The Vale of Clwyd (Dyffryn Clwyd) is a tract of low-lying ground in the county of Denbighshire in north-east Wales. The Vale extends south-southwestwards from the coast of the Irish Sea for some 20 miles (about 30 km) forming a triangle of low ground bounded on its eastern side by the well-defined scarp of the Clwydian Range and to the west by numerous low hills. The River Clwyd (Welsh: Afon Clwyd) which rises within Clocaenog Forest, southwest of Denbigh, runs the full length of the vale. It is joined by the two major left bank tributaries of the River Clywedog (Welsh: Afon Clywedog) and River Elwy (Welsh: Afon Elwy) and the smaller right bank tributary of the River Wheeler (Welsh: Afon Chwiler).

==History==
Dyffryn Clwyd was a cantref of Medieval Wales, and from 1282 was a marcher lordship.

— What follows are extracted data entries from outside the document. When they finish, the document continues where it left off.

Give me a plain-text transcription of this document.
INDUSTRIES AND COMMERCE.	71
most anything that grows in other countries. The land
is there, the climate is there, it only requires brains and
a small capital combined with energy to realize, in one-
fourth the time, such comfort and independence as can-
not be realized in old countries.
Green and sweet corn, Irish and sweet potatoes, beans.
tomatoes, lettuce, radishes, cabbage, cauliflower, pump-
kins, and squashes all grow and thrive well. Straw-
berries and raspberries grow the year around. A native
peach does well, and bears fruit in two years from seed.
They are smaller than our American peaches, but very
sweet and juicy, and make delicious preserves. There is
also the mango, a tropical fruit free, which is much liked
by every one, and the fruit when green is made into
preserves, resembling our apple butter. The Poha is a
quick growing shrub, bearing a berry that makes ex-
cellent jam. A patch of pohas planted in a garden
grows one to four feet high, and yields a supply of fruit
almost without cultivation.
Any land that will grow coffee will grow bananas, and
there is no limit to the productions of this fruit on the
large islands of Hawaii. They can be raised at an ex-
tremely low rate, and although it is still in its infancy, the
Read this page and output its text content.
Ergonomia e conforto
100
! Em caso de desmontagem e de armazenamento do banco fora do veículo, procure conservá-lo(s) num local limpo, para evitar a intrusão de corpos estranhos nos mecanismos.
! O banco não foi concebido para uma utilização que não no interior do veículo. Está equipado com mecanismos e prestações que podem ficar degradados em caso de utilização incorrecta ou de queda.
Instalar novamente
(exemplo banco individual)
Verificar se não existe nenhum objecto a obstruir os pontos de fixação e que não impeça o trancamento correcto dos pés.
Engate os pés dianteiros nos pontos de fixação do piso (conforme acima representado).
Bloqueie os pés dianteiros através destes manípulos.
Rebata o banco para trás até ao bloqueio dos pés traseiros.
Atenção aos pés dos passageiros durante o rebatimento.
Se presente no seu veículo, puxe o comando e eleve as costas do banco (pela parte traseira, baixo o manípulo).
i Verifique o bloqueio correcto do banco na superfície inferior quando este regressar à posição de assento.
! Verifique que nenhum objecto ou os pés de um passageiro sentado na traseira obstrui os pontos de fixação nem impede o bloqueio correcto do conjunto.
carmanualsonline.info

==Settlement and administration==
At its seaward end are the coastal resorts of Kinmel Bay (Welsh: Bae Cinmel), Rhyl and Prestatyn whilst the city of Llanelwy (English: St Asaph) lies just inland. The other principal towns of the vale are Dinbych (English: Denbigh), and Rhuthun also Rhuddlan. Most of the area falls within the modern administrative county (and unitary authority) of Sîr Ddinbych Denbighshire and a portion is in Sîr Conwy Conwy County Borough; much of it lies within the Dyffryn Clwyd Vale of Clwyd UK Parliamentary constituency.

==Geology==
The Vale of Clwyd is a sedimentary basin which takes the form of a half-graben whose eastern margin is marked by the Vale of Clwyd Fault. Like the Cheshire Basin further to its east, it is mostly floored by thick deposits of Permian and Triassic sandstone. Around St Asaph, late Carboniferous, Coal Measures mudstones and sandstones occur. The area was overrun by ice during the ice ages whose legacy is a covering of glacial till across the area and a swarm of drumlins along the western edge of the vale. Alluvium is encountered across the floodplains of the River Clwyd and its tributaries.